Dans une certaine zone de la Vallée d'Aoste, sur le côté droit de la dora Baltea, à l'envers donc, au-dessus de Pontey, vivaient de mystérieux habitants appelés Tsandzon, ou les hommes de borne. Il y avait généralement deux hypothèses sur leurs origines, la première affirmait qu'il s'agissait de tribus primitives qui n'avaient jamais été complètement intégrées par la population civile de Pontey et qui se cachaient donc dans l'épaisse et vaste forêt, l'autre qu'il s'agissait d'hommes préhistoriques qui avaient survécu dans cette zone de la vallée, et n'avaient jamais vraiment évolué. Les habitants de Pontey les appelaient aussi gnomes. En effet, selon des récits et des témoignages transmis, il existait un tout petit village au-dessus du hameau de Bovaye, près du torrent Molina, caractérisé par des maisons très petites et basses.

Mais, la zone principalement habitée, au-dessus du village de Pontey, par ces êtres inconnus était aussi la vallée de la Valmeriana, accessible uniquement par un chemin agricole créé bien des années plus tard.

La Valmériena, cachée dans le grand cercle glaciaire, était dotée de sources et de pâturages. Bien insérée dans le monde alpin, elle communiquait avec d'autres vallées, comme celle de Champdepraz. Les conditions environnementales étaient idéales pour le pâturage des moutons et des chèvres, qui parcouraient la vallée et les crêtes rocheuses.

La présence humaine dans cette vallée de terres silencieuses et lumineuses est attestée depuis la fin de la préhistoire et confirmée par des découvertes occasionnelles.

Les découvertes les plus importantes ont été faites à Tsanté de Place, en 1974-1975, près du hameau de Margnier, à quelques kilomètres de Pontey, où une pierre ornée de symboles

anthropomorphes a été mise au jour. En 1963, dans la région de Pontey, une tombe creusée dans la roche d'environ deux mètres de haut a été découverte au lieu-dit Proley, au sommet d'un gros rocher dépassant du flanc de la colline. Un sépulcre monolithique.

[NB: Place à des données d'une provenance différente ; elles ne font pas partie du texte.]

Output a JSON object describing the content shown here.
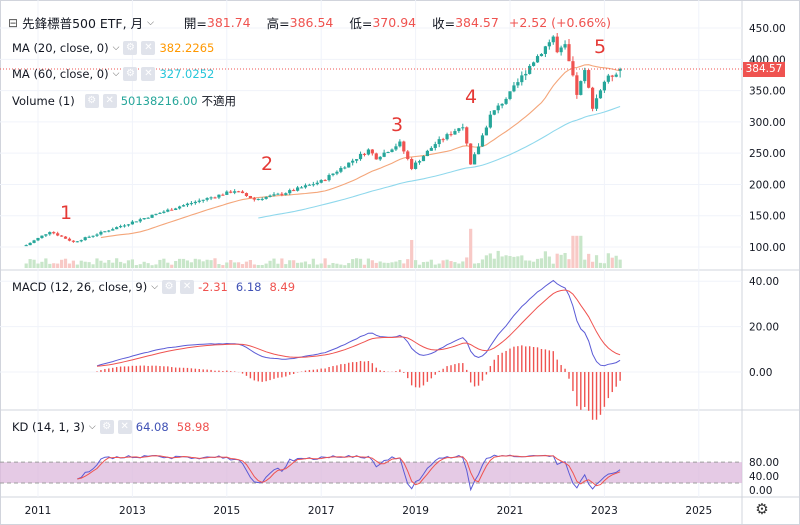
{
  "header": {
    "collapse_icon": "⊟",
    "symbol": "先鋒標普500 ETF, 月",
    "open_label": "開=",
    "open": "381.74",
    "high_label": "高=",
    "high": "386.54",
    "low_label": "低=",
    "low": "370.94",
    "close_label": "收=",
    "close": "384.57",
    "change": "+2.52 (+0.66%)"
  },
  "indicators": [
    {
      "label": "MA (20, close, 0)",
      "value": "382.2265",
      "color": "#ff9800"
    },
    {
      "label": "MA (60, close, 0)",
      "value": "327.0252",
      "color": "#26c6da"
    },
    {
      "label": "Volume (1)",
      "value": "50138216.00",
      "extra": "不適用",
      "color": "#26a69a"
    }
  ],
  "macd": {
    "label": "MACD (12, 26, close, 9)",
    "hist": "-2.31",
    "macd": "6.18",
    "signal": "8.49"
  },
  "kd": {
    "label": "KD (14, 1, 3)",
    "k": "64.08",
    "d": "58.98"
  },
  "annotations": [
    "1",
    "2",
    "3",
    "4",
    "5"
  ],
  "price_tag": "384.57",
  "settings_icon": "gear-icon",
  "colors": {
    "up": "#26a69a",
    "down": "#ef5350",
    "ma20": "#f4a67a",
    "ma60": "#8fd8ec",
    "macd": "#5b5bd6",
    "signal": "#ef5350",
    "kd_band": "#dcb8dc",
    "annot": "#e53935"
  },
  "chart_data": [
    {
      "type": "candlestick",
      "name": "price",
      "x_ticks": [
        "2011",
        "2013",
        "2015",
        "2017",
        "2019",
        "2021",
        "2023",
        "2025"
      ],
      "y_ticks": [
        "100.00",
        "150.00",
        "200.00",
        "250.00",
        "300.00",
        "350.00",
        "400.00",
        "450.00"
      ],
      "ylim": [
        65,
        465
      ],
      "close_path": [
        [
          "2010-10",
          103
        ],
        [
          "2011-04",
          125
        ],
        [
          "2011-10",
          108
        ],
        [
          "2012-06",
          125
        ],
        [
          "2013-01",
          140
        ],
        [
          "2014-01",
          165
        ],
        [
          "2015-03",
          190
        ],
        [
          "2015-08",
          176
        ],
        [
          "2016-03",
          185
        ],
        [
          "2017-01",
          205
        ],
        [
          "2018-01",
          255
        ],
        [
          "2018-03",
          243
        ],
        [
          "2018-09",
          266
        ],
        [
          "2018-12",
          227
        ],
        [
          "2019-06",
          265
        ],
        [
          "2020-01",
          295
        ],
        [
          "2020-03",
          230
        ],
        [
          "2020-08",
          310
        ],
        [
          "2021-01",
          345
        ],
        [
          "2021-06",
          390
        ],
        [
          "2021-12",
          436
        ],
        [
          "2022-01",
          410
        ],
        [
          "2022-03",
          420
        ],
        [
          "2022-06",
          345
        ],
        [
          "2022-08",
          380
        ],
        [
          "2022-10",
          325
        ],
        [
          "2023-01",
          365
        ],
        [
          "2023-05",
          384.57
        ]
      ]
    },
    {
      "type": "line",
      "name": "MACD",
      "y_ticks": [
        "40.00",
        "20.00",
        "0.00"
      ],
      "ylim": [
        -15,
        42
      ]
    },
    {
      "type": "line",
      "name": "KD",
      "y_ticks": [
        "80.00",
        "40.00",
        "0.00"
      ],
      "ylim": [
        -5,
        100
      ]
    }
  ]
}
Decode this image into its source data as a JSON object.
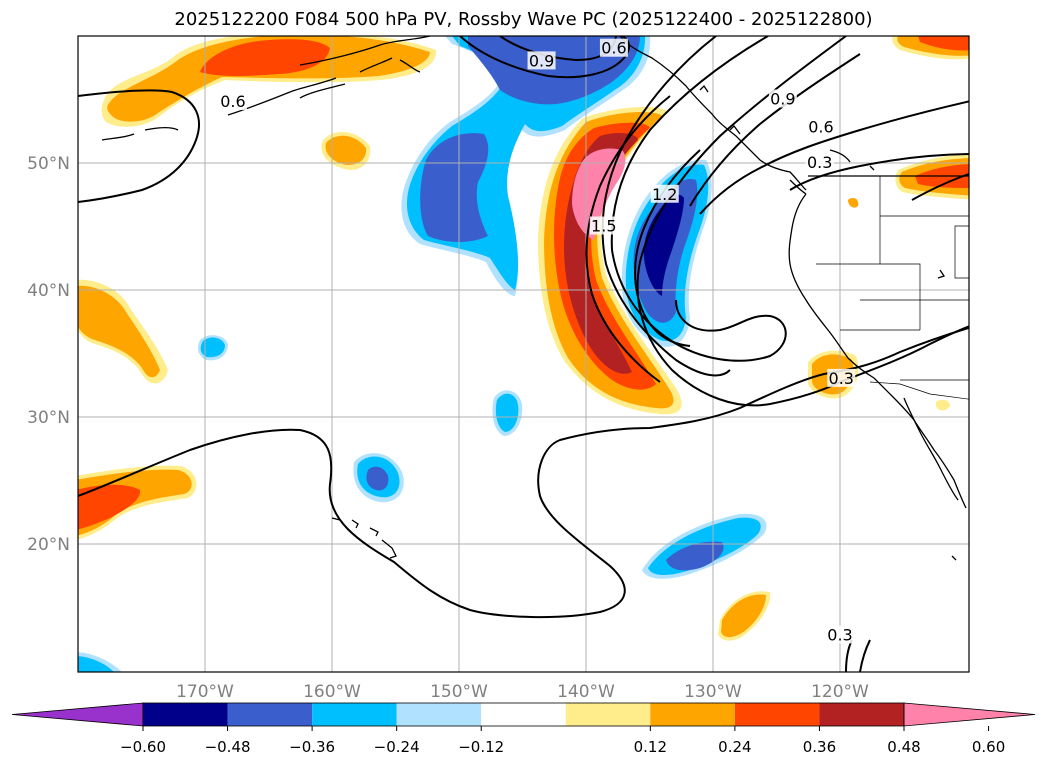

Mais la Valmeriana ne s'arrête pas là, la légende se poursuit avec la découverte de carrières et de meules, exploitées dans l'Antiquité. Il s'agit de blocs de granit schisteux chlorites utilisés pour fabriquer les meules qui étaient vendues dans toute la basse vallée au XVIIIe siècle.

Selon la tradition, ces petits hommes rendaient fertiles les vignobles des Pontesans, en

empêchant le torrent de déborder et en transportant, pendant la nuit, les scories de la mine de fer. Ils gardaient aussi, de leur baguette magique, les nombreux ponts construits sur le torrent Moline, faisant couler l'eau pour l'irrigation des vignobles. Ils épargnaient aux habitants de Pontey le lourd labeur de fertiliser et d'irriguer ces terres, les gardant ainsi très fertiles. Tout en chantant des mélodies enchanteresses en harmonie avec le murmure de la Dora et l'écume de la Moline.

Ces petites créatures se consacraient principalement à la culture de la vigne et à la création d'un vin spécial, obtenu près des eaux du ruisseau Molina. Ils étaient cueilleurs et se nourrissaient de ce que la nature leur offrait, mais faisaient parfois des incursions dans le village avec l'accord tacite de la population de Pontey. L'aide de ces deux populations très différentes était réciproque.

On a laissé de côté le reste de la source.